Il passaggio, la crescita e dunque l’apprendimento, implicano la capacità di evocare, di avere, memoria del passato (dei diversi luoghi, delle istituzioni. da cui proveniamo) e di sapere immaginare, prevedere e comunque guardare il futuro. Grillo Parlante e Fatina dai capelli turchini. Il primo schiaccia sul presente (Pinocchio torna da solo a casa di Geppetto, e qui incontra un Grillo Parlante filosofo, che lo ammonisce riguardo al suo comportamento: Pinocchio, indispettito, schiaccia il grillo con una martellata). La seconda, rimette in moto (La Fata, dopo avergli spiegato che esistono due tipi di bugie: quelle con le gambe corte e quelle – come nel suo caso – con il naso lungo, riporta il naso di Pinocchio alla lunghezza originale con l’aiuto di un migliaio di picchi, e gli consente di correre incontro al babbo Geppetto, avvertito dalla Fata della presenza del burattino), per costruire futuro. E questo vuol dire aspettarsi qualcosa, pretendere, impegnarsi e impegnare e nello stesso tempo avere fiducia (La Fata l’ha perdonato grazie al rimorso mostrato da Pinocchio davanti alla sua finta tomba: vuole considerarsi come sua madre e trasformarlo in un ragazzo in carne e ossa; prima però desidera che il burattino frequenti la scuola e si cerchi un buon mestiere. Pinocchio, un po’ a malincuore, promette, e riesce a diventare il primo della classe).

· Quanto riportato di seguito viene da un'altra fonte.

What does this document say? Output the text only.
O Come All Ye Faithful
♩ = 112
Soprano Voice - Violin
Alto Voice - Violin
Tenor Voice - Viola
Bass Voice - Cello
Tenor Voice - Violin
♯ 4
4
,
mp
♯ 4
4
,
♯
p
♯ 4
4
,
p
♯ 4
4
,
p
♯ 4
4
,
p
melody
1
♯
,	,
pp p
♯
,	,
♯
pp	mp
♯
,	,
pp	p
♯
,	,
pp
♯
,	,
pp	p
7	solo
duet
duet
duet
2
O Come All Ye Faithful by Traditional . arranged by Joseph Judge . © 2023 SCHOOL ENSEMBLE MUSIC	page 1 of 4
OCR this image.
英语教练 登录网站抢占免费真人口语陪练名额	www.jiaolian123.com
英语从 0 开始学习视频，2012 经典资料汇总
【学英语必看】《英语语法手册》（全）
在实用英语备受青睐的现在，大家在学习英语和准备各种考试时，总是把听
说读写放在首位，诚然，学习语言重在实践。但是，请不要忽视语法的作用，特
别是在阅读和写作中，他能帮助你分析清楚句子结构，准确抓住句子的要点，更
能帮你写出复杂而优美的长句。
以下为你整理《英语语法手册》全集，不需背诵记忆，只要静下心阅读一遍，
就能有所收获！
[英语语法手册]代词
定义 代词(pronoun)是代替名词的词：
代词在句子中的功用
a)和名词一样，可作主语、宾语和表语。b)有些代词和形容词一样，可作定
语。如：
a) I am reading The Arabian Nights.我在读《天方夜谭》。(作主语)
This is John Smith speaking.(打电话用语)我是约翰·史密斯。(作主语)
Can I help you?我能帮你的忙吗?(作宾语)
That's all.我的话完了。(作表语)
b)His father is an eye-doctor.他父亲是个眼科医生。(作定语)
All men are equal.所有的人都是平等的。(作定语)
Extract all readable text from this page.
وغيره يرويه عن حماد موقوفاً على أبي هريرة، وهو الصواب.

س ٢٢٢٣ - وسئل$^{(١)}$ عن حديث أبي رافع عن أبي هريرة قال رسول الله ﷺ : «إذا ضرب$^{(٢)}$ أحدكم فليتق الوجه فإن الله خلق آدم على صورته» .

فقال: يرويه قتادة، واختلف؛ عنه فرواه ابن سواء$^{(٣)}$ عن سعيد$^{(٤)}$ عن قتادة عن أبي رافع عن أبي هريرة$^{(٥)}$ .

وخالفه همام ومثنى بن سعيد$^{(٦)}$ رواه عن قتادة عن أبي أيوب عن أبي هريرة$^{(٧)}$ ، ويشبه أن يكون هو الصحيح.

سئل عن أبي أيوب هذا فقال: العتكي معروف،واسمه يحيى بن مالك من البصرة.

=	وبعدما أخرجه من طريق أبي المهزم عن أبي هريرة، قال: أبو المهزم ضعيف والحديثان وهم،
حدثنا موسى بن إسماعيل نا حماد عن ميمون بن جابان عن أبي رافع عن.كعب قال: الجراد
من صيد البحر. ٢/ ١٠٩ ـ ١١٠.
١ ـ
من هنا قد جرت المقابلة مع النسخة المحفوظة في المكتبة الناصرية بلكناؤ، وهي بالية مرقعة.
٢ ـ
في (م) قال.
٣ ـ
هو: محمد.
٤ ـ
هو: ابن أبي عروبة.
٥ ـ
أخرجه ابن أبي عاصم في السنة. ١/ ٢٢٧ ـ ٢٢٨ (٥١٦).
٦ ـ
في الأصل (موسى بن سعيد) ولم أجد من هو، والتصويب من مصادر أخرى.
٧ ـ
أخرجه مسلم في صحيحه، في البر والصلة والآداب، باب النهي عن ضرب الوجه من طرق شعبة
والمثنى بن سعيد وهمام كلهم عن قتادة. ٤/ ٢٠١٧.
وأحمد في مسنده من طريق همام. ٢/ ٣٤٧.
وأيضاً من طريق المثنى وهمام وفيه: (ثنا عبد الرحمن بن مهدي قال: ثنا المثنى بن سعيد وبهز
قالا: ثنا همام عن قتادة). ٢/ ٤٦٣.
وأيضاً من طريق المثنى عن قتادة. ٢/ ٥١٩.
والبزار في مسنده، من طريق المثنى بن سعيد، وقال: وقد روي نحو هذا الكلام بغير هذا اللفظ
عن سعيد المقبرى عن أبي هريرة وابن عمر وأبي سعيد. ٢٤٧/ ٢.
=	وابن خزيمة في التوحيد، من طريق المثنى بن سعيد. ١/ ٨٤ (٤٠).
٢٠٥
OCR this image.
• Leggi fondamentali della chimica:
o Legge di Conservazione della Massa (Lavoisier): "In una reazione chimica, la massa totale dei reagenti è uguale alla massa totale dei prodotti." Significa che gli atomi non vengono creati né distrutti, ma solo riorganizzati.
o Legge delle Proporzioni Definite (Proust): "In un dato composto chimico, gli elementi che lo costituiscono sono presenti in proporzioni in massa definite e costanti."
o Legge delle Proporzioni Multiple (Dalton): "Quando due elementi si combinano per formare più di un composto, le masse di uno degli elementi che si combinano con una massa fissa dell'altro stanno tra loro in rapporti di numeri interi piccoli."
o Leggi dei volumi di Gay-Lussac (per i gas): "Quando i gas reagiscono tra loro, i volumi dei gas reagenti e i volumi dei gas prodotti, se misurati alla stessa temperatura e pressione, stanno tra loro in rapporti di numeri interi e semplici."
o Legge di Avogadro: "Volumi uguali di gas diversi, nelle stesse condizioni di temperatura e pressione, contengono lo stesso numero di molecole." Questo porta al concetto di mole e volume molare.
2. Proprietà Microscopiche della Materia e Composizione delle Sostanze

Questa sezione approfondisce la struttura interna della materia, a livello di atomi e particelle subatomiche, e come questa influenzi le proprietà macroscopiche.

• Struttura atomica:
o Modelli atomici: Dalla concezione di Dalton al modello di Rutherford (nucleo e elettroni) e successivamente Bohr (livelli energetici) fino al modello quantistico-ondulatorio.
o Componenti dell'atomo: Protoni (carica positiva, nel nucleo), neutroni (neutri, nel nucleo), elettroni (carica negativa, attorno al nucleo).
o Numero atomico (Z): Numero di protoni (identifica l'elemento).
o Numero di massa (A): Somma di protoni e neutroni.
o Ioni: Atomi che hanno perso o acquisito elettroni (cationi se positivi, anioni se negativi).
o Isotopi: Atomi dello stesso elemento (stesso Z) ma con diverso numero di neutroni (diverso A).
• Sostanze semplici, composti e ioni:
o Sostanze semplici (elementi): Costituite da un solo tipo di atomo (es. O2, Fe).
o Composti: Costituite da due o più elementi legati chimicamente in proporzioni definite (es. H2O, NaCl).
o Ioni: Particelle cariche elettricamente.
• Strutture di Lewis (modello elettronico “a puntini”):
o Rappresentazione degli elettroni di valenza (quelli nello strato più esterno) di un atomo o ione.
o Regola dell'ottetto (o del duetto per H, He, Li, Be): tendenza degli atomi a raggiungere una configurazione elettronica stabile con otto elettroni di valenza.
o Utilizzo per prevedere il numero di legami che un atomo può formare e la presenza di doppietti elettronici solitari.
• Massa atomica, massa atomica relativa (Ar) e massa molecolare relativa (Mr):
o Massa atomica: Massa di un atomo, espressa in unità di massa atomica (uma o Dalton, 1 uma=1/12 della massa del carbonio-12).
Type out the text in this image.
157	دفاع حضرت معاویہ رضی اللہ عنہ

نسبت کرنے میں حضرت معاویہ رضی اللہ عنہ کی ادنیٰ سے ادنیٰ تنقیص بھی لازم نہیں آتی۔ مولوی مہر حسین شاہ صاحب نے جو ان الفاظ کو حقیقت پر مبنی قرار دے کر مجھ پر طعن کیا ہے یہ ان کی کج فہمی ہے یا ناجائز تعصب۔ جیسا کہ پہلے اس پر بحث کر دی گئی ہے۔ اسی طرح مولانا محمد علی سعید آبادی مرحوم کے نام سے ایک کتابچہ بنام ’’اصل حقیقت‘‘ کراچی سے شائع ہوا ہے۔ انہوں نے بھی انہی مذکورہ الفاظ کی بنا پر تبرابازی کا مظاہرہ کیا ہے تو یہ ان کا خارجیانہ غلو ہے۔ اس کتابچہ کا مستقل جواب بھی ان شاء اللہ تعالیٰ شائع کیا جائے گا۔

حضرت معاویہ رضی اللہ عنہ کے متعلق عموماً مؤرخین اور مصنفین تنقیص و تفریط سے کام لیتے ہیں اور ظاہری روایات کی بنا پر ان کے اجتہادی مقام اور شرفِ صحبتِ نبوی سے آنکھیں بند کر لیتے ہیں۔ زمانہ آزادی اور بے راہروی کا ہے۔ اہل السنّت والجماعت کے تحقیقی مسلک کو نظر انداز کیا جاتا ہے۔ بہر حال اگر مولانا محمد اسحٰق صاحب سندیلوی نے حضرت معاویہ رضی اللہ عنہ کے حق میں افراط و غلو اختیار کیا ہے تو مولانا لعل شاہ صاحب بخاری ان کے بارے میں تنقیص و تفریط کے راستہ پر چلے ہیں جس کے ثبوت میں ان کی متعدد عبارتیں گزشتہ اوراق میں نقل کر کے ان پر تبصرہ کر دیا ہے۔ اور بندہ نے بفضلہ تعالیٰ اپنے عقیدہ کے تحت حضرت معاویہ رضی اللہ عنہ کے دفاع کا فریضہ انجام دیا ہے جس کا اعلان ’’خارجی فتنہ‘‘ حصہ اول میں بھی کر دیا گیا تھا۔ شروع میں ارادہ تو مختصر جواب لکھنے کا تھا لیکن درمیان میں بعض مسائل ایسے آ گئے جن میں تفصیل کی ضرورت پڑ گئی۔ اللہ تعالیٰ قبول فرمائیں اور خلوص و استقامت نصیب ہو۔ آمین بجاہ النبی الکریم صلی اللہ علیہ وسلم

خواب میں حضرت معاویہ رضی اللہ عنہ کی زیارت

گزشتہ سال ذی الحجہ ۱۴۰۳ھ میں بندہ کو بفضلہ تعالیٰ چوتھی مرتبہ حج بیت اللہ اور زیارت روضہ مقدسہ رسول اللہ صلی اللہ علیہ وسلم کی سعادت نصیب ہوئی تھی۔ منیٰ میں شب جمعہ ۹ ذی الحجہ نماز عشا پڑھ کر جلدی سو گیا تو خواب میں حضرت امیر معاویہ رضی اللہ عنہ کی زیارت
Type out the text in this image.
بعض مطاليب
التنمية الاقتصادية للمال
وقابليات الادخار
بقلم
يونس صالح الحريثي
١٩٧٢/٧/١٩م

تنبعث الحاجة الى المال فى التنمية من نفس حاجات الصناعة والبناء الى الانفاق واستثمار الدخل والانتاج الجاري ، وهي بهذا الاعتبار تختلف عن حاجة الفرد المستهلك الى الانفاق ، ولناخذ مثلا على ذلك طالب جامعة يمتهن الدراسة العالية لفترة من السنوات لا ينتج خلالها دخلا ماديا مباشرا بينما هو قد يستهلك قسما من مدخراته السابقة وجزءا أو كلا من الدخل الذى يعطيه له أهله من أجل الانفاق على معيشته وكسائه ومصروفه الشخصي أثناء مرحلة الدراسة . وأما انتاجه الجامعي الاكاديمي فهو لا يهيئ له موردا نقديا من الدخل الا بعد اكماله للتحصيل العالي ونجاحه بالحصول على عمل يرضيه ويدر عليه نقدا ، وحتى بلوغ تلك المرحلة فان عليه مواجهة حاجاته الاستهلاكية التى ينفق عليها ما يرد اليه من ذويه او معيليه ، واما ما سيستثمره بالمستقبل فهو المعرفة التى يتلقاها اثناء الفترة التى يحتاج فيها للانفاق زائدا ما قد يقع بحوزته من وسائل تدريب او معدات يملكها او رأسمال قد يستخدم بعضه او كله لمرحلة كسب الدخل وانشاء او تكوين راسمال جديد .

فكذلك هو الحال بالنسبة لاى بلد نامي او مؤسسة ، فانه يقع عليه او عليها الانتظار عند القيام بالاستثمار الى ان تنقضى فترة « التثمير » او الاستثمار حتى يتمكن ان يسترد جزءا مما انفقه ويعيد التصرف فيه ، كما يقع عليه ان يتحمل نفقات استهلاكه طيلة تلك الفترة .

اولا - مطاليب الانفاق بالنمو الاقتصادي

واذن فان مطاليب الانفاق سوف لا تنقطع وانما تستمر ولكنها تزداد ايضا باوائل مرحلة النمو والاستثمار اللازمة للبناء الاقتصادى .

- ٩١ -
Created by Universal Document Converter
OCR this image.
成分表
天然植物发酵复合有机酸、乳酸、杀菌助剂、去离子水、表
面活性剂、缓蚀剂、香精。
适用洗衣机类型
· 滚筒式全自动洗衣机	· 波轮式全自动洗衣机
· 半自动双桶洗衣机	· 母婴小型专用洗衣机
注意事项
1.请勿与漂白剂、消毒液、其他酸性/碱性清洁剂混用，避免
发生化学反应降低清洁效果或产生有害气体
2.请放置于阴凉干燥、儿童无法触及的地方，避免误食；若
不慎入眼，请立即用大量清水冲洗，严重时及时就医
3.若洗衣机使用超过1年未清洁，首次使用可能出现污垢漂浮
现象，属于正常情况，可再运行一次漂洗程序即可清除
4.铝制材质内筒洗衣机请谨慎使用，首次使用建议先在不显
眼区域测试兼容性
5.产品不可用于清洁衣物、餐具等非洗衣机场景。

La Fatina fa periscopio. Il periscopio è uno strumento che permette a chi lo usa di guardare oltre l’ostacolo. L’operazione che fa la Fatina vuole permettere a Pinocchio, che si trova prigioniero di ostacoli che sembrano insormontabili, di scoprire nuove prospettive, nuovi panorami. Nuovi modi di essere.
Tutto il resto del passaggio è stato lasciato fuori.